First good thing since the new year is a fabulous FaceTime session with one of my oldest and best-est friend ever. She called me to listen and be empathetic about a personal situation, and I hope I did my best-est friend thing. I think I did, but sometimes, you never know. It’s nice to know where you stand with your friends…gotta communicate that more often this year.
And then of course, there is the fabulousness that is FaceTime. Who invented this marvel of modern communications? If they are wealthy because of it, then it’s well deserved. That’s some kind of genius. I think I love it mostly because it’s free (sort of…with
purchase of an Apple product), and because it’s so easy to use. And the fact that people can talk to each other face to face across miles and oceans and forests and time zones! I can see inside my friend’s home, and she can see mine. She can turn the camera onto her kids performing some sort of puppet show with a paper mask made to resemble Jar Jar Binks.
Note: I wonder what would happen if I were to make my tutoring times available by FaceTime (or such like). I’m sure there are some people out there doing this very thing, possibly more for college or the latter high school years, but still. In all likelihood it exists. Pros? Cons? Leave a comment.
Related to good thing #1 above is good thing #2: 2016 is turning out to be the second wave of All. The. Weddings. In 2009, I went to eleven weddings, plus one that I was invited to but couldn’t attend due to a prior conflict of – you guessed it – another wedding. I’ve got three lined up so far, one of which I’m a bridesmaid for, and it’s only the 11th day of the year.
For some background on my thoughts on weddings, click here. And here. The following will make more sense once you do. But maybe not much more. I just re-read those posts: the first one about what makes for a fun wedding still applies, but that second one is a bit of mystery to me now. I officially have grown so old that I no longer understand my younger self. In other words, I have become my father.
Anyway, one of my friends has changed a lot over the past couple of years due to her wish to be married. Which is a perfectly reasonable thing to wish for, and I’m glad she is the bride-to-be.
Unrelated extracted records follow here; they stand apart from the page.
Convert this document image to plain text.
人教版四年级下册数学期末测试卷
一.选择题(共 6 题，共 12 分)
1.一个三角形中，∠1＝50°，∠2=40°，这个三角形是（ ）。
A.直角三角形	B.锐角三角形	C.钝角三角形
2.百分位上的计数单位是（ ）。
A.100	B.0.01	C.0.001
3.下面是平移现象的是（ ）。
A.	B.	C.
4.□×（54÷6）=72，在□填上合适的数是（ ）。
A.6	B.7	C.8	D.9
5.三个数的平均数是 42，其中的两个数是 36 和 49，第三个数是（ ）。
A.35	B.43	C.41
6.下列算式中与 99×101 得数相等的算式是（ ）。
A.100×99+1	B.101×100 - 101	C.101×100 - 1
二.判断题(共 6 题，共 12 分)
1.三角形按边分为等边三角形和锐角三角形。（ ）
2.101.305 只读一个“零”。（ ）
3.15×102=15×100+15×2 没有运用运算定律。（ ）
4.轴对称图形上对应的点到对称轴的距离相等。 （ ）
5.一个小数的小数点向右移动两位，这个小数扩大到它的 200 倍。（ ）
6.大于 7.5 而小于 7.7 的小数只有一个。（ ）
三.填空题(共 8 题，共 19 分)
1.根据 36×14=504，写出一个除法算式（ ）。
But I have a feeling it’s going to be one of those friendships where the end of the wedding signals the end of the friendship. Not because of any argument, or drama. But because the season for that friendship has gone its natural course. The last time this happened, I clung on to the friendship for way too long – I probably should have let it go even before they got engaged.
Life lesson of the day: When something sucks up more energy – and creates more negative drama – than it’s worth, it’s time to let it go. Only YOU have the authority to define what something is worth to you. Inversely, you do NOT have the authority to define what something is worth to someone who is NOT you.
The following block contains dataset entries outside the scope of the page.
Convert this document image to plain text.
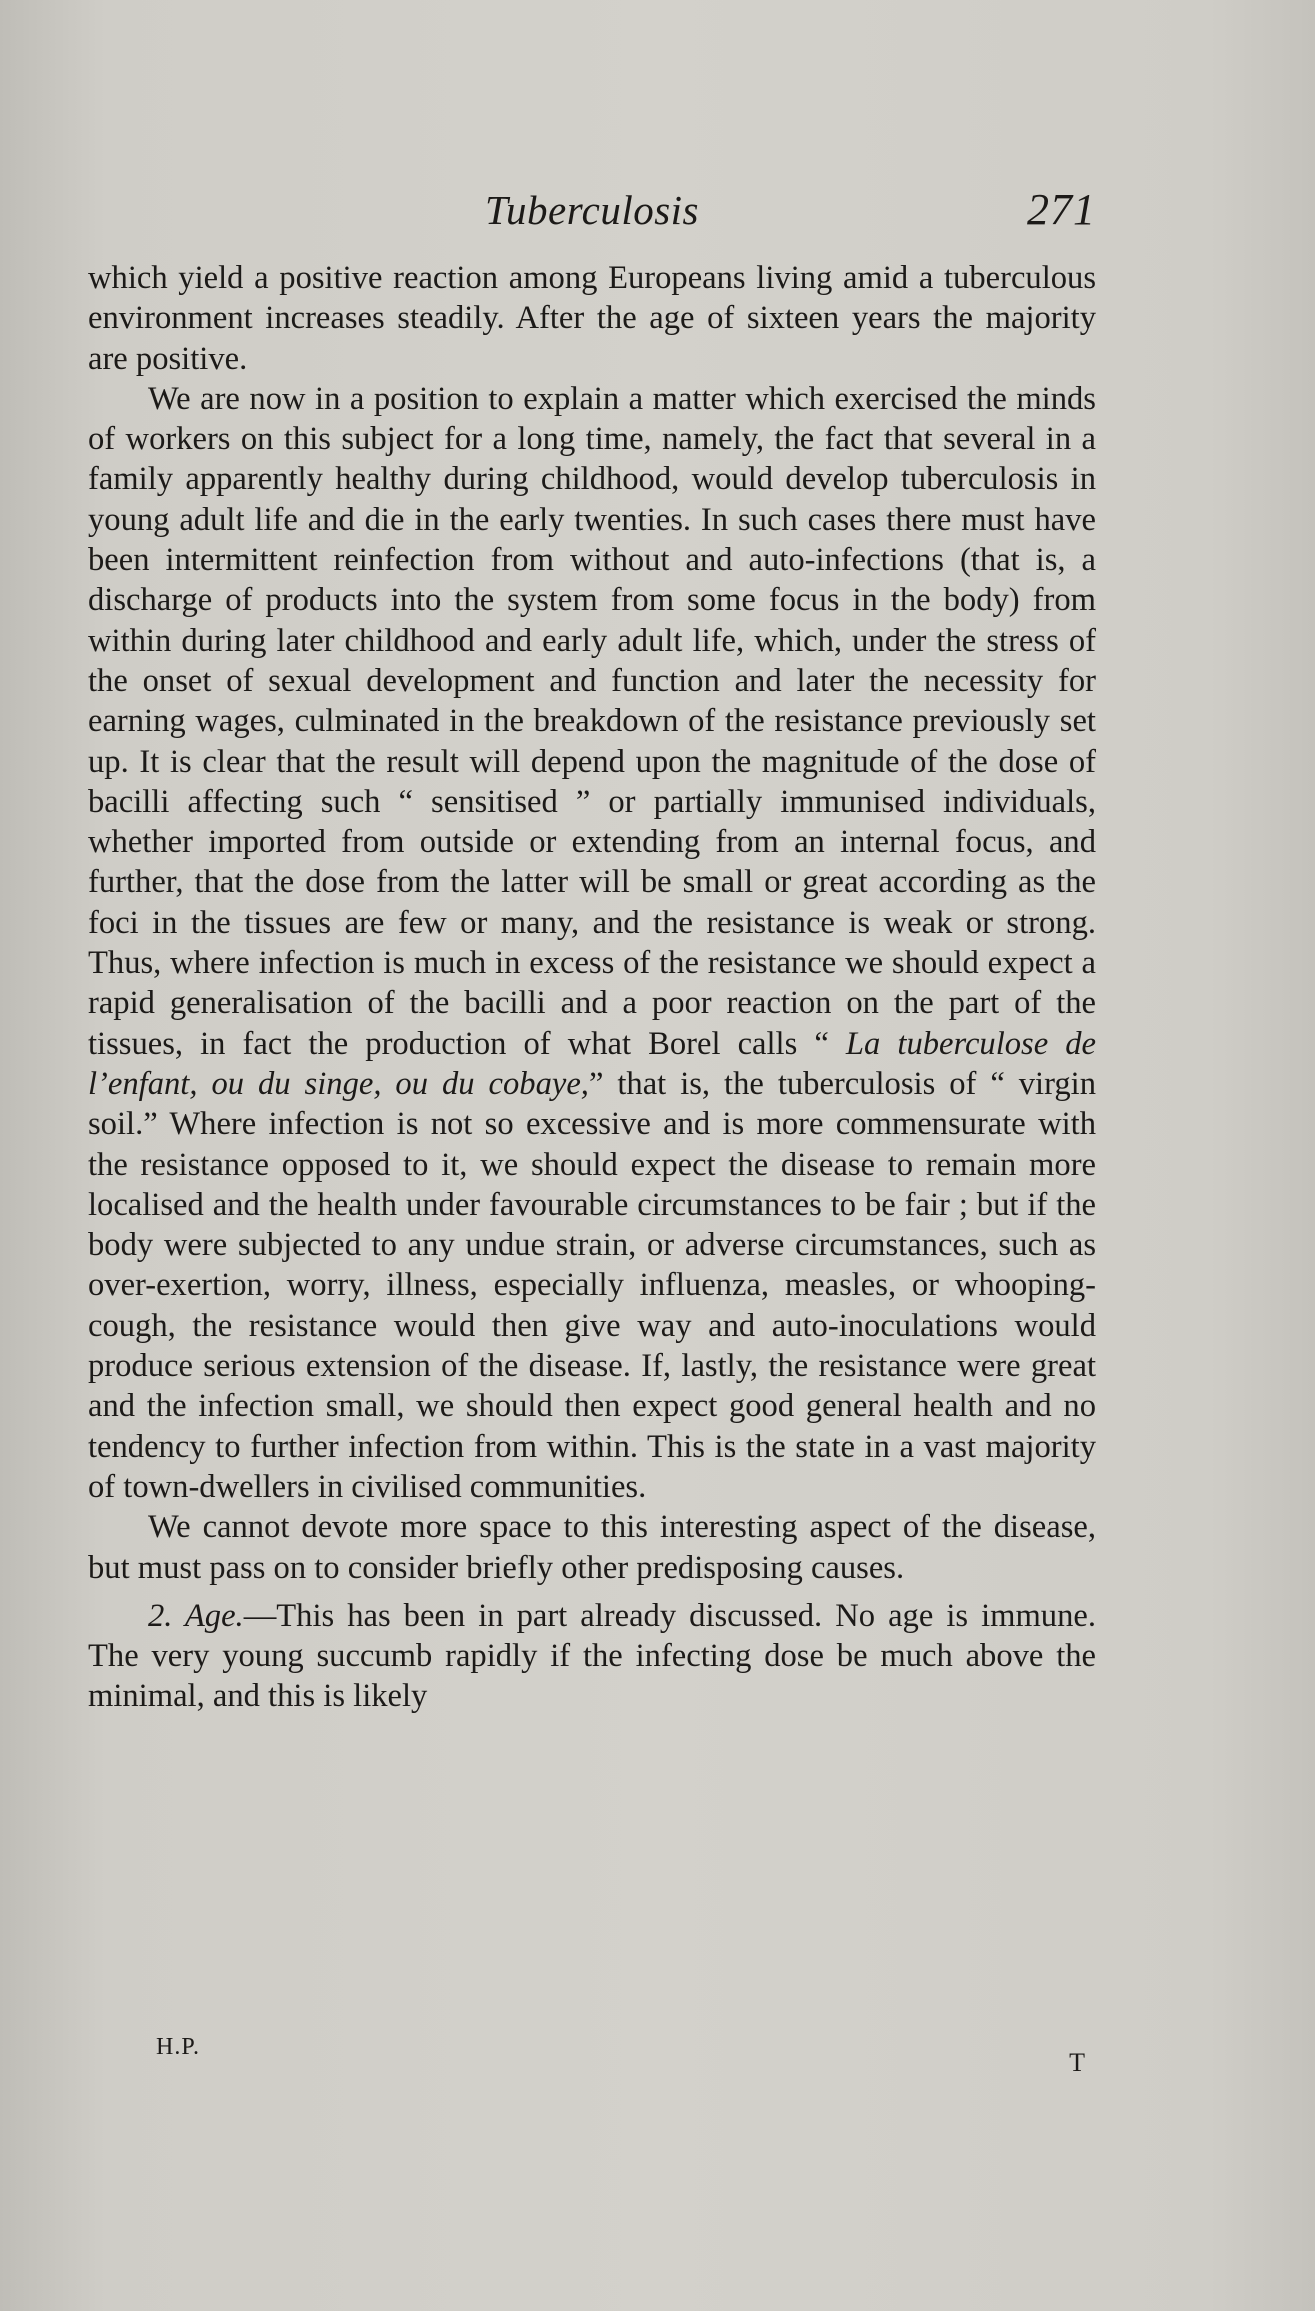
Tuberculosis	271

which yield a positive reaction among Europeans living amid a tuberculous environment increases steadily. After the age of sixteen years the majority are positive.

We are now in a position to explain a matter which exercised the minds of workers on this subject for a long time, namely, the fact that several in a family apparently healthy during childhood, would develop tuberculosis in young adult life and die in the early twenties. In such cases there must have been intermittent reinfection from without and auto-infections (that is, a discharge of products into the system from some focus in the body) from within during later childhood and early adult life, which, under the stress of the onset of sexual development and function and later the necessity for earning wages, culminated in the breakdown of the resistance previously set up. It is clear that the result will depend upon the magnitude of the dose of bacilli affecting such “ sensitised ” or partially immunised individuals, whether imported from outside or extending from an internal focus, and further, that the dose from the latter will be small or great according as the foci in the tissues are few or many, and the resistance is weak or strong. Thus, where infection is much in excess of the resistance we should expect a rapid generalisation of the bacilli and a poor reaction on the part of the tissues, in fact the production of what Borel calls “ La tuberculose de l’enfant, ou du singe, ou du cobaye,” that is, the tuberculosis of “ virgin soil.” Where infection is not so excessive and is more commensurate with the resistance opposed to it, we should expect the disease to remain more localised and the health under favourable circumstances to be fair ; but if the body were subjected to any undue strain, or adverse circumstances, such as over-exertion, worry, illness, especially influenza, measles, or whooping-cough, the resistance would then give way and auto-inoculations would produce serious extension of the disease. If, lastly, the resistance were great and the infection small, we should then expect good general health and no tendency to further infection from within. This is the state in a vast majority of town-dwellers in civilised communities.

We cannot devote more space to this interesting aspect of the disease, but must pass on to consider briefly other predisposing causes.

2. Age.—This has been in part already discussed. No age is immune. The very young succumb rapidly if the infecting dose be much above the minimal, and this is likely

H.P.
T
Anyway, the good thing was that I would fallen into a pit of pity and mourning for the impending loss of a friend, if not for the distraction of FaceTiming with another friend. It made me realize that seasons will come and go. And so will friends. And that’s all ok. Actually, it might be a good thing. It means I’ve changed too, which gives me comfort that I’m not the one being left behind and abandoned (re: my current, greatest fear).
I’ve decided I’m going to enjoy the lead up to the party, serving all my bridesmaid duties to the best of my abilities, and then letting it all go off into the sunset, beautifully, gently, with dignity and fond memories. Like end-of-life care at a really, really good hospice that serves the best cookies.
And who knows? It might not even happen. We might evolve into an even better friendship, forever and a day. That would be a good thing too.